In un paese che si definisce cattolico, per descrivere l’atteggiamento adottato da alcuni stati in politica estera, è necessario rifarsi ad un insegnamento di Cristo, riportato nel Vangelo secondo Matteo, dedicato agli scribi e ai farisei, il cui succo è il seguente: i fedeli debbono osservare tutto ciò che essi dicono, ma non debbono agire copiandone le opere perché essi sono ipocriti. Pongono sulle spalle del popolo pesi insopportabili e compiti difficili ma non muovono neppure un dito per alleviarne le fatiche. Tutto quello che fanno ha un solo fine cioè conseguire l’ammirazione del popolo, ottenere il posto di prima fila, il rispetto collegato all’autorità. Nell’intimo operano solo per il loro bene per l’autoaffermazione nella brama di autoglorificazione; nel rapporto con gli altri, verso chi si sottomette mostrano una comprensione paternalistica, ma verso chi resiste provano a schiacciarlo. Da cui il detto dei due pesi e due misure.
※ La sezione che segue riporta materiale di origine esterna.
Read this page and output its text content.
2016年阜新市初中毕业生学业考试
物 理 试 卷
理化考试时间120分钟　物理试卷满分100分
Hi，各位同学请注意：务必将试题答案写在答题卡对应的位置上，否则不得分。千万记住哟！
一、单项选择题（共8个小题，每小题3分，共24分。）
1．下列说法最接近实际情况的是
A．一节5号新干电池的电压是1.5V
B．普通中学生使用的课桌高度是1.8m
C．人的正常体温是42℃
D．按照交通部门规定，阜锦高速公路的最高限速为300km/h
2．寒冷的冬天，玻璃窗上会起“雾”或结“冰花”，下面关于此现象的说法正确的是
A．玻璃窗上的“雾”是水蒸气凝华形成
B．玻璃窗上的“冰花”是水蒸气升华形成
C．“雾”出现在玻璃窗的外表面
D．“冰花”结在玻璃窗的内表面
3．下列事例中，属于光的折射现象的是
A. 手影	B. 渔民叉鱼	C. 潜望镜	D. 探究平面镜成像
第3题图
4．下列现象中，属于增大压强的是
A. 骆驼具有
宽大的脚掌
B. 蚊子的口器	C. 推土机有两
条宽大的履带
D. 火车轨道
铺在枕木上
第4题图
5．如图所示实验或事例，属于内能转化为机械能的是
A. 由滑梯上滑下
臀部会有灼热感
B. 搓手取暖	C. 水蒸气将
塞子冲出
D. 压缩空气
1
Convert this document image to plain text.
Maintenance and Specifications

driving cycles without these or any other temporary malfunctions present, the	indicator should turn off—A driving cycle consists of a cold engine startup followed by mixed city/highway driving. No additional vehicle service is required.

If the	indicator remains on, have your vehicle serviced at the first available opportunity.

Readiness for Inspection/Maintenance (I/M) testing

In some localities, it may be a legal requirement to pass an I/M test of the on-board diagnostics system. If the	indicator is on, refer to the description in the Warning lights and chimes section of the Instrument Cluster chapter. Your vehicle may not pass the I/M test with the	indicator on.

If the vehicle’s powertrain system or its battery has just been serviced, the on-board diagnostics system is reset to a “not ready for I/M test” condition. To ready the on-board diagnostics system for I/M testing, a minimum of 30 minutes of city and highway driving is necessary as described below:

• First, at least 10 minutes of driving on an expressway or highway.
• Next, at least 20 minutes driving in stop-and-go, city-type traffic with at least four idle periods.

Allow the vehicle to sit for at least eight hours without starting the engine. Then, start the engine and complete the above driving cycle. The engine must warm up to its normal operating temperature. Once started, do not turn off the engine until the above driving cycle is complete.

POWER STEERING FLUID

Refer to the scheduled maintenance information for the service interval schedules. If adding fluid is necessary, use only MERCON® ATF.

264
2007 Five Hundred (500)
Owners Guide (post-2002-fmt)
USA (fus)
Guardiamo cosa succede in Venezuela. A scanso di equivoci e di malintesi premetto che Maduro, rieletto Presidente per la seconda volta a maggio 2018 con il 70% dei consensi (ma ha votato meno della metà del corpo elettorale) e che ha iniziato il nuovo mandato ai primi di gennaio 2019, non gode del mio apprezzamento. L’opposizione venezuelana, ripetendo il solito cliché del perdente che accusa il vincente di brogli (lo fece anche Berlusconi contro Prodi, al Gore contro Bush figlio e era pronto a farlo anche Trump se avesse perso la presidenza avendo ricevuto meno voti popolari della Clinton) ha contestato la legittimità della rielezione di Maduro denunciando brogli e che si era trattato di elezioni truccate perché in lizza non c’erano validi contendenti.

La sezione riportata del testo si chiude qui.